Após a realização deste total de oito observações e das entrevistas individuais com Diogo Carneiro e com a professora Fernanda Campos que, por vezes, mencionaram as funções atribuídas aos diretores das unidades responsáveis por cada infocentro, tornou-se relevante, ainda, a realização de entrevistas, também individuais, com a professora Déa Pernambuco (Diretora da Faculdade de Educação), com o professor José Humberto (Diretor da Faculdade de Economia/Administração) e com a professora Marise Mendes (Diretora da Faculdade de Comunicação). A partir da entrevista com a professora Marise Mendes, tornou-se indispensável a realização de uma entrevista com o professor Fernando Fiorese, pois este era ainda diretor da Faculdade de Comunicação quando o processo de implantação do infocentro teve seu início, fazendo com que a professora Marise Mendes desconhecesse alguns de seus aspectos.

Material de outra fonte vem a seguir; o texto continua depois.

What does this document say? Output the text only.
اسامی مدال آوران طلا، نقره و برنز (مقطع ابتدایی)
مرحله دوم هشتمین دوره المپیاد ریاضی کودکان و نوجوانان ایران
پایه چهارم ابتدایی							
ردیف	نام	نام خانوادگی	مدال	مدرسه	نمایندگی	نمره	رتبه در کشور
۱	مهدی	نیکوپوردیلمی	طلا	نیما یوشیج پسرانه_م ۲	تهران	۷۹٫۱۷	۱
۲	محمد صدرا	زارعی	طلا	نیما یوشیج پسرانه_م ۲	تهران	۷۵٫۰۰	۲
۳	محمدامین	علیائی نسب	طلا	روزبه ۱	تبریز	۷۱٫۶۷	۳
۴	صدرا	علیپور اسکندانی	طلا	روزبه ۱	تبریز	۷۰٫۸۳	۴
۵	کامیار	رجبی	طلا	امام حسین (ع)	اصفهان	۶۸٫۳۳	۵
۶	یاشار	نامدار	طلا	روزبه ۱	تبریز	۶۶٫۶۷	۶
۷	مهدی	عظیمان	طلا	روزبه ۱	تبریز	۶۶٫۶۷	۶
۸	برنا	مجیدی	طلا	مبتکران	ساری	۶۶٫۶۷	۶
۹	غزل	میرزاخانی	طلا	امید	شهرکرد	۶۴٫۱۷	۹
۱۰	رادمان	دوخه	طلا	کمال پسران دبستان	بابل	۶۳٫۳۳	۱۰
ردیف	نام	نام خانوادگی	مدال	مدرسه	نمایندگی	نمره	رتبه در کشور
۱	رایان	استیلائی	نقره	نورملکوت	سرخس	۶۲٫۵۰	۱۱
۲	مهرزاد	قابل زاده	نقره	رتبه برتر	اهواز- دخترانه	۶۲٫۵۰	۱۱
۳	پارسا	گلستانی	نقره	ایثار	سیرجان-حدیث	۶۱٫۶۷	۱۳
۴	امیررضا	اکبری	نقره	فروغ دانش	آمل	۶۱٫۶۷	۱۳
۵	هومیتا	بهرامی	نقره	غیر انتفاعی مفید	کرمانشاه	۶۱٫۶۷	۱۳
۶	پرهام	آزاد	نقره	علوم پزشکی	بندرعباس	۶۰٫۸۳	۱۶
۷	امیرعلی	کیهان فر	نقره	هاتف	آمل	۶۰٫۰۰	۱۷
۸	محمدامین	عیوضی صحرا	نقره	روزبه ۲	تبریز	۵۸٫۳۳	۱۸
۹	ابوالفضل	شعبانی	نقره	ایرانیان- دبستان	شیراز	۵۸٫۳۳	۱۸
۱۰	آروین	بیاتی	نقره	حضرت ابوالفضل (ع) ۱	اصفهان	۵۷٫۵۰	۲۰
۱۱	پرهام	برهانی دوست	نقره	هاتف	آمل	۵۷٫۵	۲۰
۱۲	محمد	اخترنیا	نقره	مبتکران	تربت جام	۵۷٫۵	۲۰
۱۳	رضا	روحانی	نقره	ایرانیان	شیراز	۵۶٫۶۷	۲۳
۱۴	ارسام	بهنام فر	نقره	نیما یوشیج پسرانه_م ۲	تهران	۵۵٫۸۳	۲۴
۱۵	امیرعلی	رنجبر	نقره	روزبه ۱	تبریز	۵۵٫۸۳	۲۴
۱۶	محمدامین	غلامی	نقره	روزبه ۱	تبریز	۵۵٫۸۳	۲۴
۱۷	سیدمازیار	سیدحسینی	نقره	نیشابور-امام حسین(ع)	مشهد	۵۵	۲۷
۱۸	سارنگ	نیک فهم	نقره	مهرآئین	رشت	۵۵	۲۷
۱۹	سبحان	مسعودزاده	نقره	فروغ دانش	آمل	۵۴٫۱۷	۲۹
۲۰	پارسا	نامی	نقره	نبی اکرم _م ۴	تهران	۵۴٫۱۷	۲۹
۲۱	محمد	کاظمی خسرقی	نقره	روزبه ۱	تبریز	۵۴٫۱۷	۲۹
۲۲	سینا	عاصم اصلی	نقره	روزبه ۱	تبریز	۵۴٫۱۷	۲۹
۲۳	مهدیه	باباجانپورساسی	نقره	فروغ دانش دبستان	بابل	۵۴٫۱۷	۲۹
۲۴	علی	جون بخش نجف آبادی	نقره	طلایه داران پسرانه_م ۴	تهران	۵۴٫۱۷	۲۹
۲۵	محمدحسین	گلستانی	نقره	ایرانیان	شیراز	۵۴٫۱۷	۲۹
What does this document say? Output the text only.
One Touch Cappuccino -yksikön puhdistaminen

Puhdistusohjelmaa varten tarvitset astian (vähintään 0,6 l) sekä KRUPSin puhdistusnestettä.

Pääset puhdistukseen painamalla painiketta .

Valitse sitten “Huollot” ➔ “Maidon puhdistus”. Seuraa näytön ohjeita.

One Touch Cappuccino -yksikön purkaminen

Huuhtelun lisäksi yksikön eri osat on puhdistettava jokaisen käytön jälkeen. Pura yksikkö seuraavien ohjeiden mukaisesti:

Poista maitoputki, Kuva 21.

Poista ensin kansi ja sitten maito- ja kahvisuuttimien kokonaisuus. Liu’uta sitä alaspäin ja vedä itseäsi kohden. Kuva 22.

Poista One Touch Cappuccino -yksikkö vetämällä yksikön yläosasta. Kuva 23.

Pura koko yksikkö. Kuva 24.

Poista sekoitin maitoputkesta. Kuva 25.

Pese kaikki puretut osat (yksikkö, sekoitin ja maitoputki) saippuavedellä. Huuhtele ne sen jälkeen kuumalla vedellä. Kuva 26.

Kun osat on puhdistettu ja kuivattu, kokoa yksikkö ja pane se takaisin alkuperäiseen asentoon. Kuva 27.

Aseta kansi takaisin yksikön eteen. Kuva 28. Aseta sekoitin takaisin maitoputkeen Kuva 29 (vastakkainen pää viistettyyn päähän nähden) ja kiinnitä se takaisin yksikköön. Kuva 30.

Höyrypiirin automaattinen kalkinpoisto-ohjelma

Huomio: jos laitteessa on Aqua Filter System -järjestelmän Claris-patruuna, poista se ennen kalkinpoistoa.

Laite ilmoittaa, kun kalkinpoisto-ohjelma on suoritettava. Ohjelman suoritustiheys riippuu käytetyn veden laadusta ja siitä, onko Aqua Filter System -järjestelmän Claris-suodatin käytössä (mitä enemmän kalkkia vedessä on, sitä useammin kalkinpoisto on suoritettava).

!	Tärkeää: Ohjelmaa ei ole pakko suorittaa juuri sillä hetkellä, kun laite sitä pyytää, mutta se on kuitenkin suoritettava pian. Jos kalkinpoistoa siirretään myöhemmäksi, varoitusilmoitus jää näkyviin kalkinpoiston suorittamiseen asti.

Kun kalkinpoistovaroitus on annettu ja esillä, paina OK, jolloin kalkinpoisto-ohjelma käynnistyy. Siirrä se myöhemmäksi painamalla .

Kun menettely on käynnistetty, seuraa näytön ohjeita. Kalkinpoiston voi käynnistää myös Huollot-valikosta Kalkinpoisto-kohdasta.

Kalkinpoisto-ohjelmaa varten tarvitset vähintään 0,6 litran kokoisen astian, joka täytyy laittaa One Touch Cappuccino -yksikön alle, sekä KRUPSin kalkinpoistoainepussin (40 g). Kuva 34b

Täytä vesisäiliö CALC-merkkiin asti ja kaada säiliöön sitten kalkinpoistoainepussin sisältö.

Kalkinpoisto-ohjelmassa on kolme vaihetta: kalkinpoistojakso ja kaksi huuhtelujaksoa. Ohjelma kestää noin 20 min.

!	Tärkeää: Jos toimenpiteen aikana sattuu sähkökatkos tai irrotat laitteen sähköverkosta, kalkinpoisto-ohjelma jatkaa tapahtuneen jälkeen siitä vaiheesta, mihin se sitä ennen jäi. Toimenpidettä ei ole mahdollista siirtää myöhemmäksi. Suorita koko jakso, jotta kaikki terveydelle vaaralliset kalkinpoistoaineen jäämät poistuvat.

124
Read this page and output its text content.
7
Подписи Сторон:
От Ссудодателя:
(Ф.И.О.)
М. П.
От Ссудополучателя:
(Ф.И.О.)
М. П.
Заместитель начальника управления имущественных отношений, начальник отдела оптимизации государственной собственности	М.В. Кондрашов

Importante, também, tornou-se a realização de entrevistas coletivas com os bolsistas do infocentro e de novas observações, em janeiro de 2007, para vislumbrar possíveis mudanças na atitude dos alunos e na visão por eles construída a respeito do infocentro. As fichas de acesso do infocentro também foram retomadas para que fosse possível ter um panorama geral da utilização deste ambiente pelos alunos.

No que tange à entrevista com os bolsistas27, ela deveria ser realizada com Mateus, aluno do curso de química; Telma, aluna do curso de Turismo e Taís, aluna do curso de Farmácia; bolsistas nos horários da manhã, tarde e noite, respectivamente. Ao pretender realizar uma entrevista coletiva, esta só poderia acontecer em horário anterior às 10:00, pois a partir daí os bolsistas, cada qual no seu turno, estariam desempenhando suas tarefas no infocentro. Contudo, tornou-se inviável a conciliação dos horários destes três alunos. Assim, marquei para o dia 31 de janeiro de 2007 uma entrevista individual com Tatiana. Fui à faculdade e, no local combinado (xerox da Faculdade de Comunicação), recebi o recado de que ela não poderia estar presente. Com Mateus e Telma, reuni-me no dia 05 de fevereiro, em uma entrevista esclarecedora no que tange aos aspectos relacionados aos bolsistas e algumas novidades presentes no infocentro, como implantação de um novo Linux. Em razão da qualidade desta entrevista, o encontro que seria realizado individualmente com Taís tornou-se desnecessário.

Após a realização deste trabalho e sua posterior análise, iniciei as sessões de Grupos Focais Reflexivos com os alunos do curso de Pedagogia da UFJF.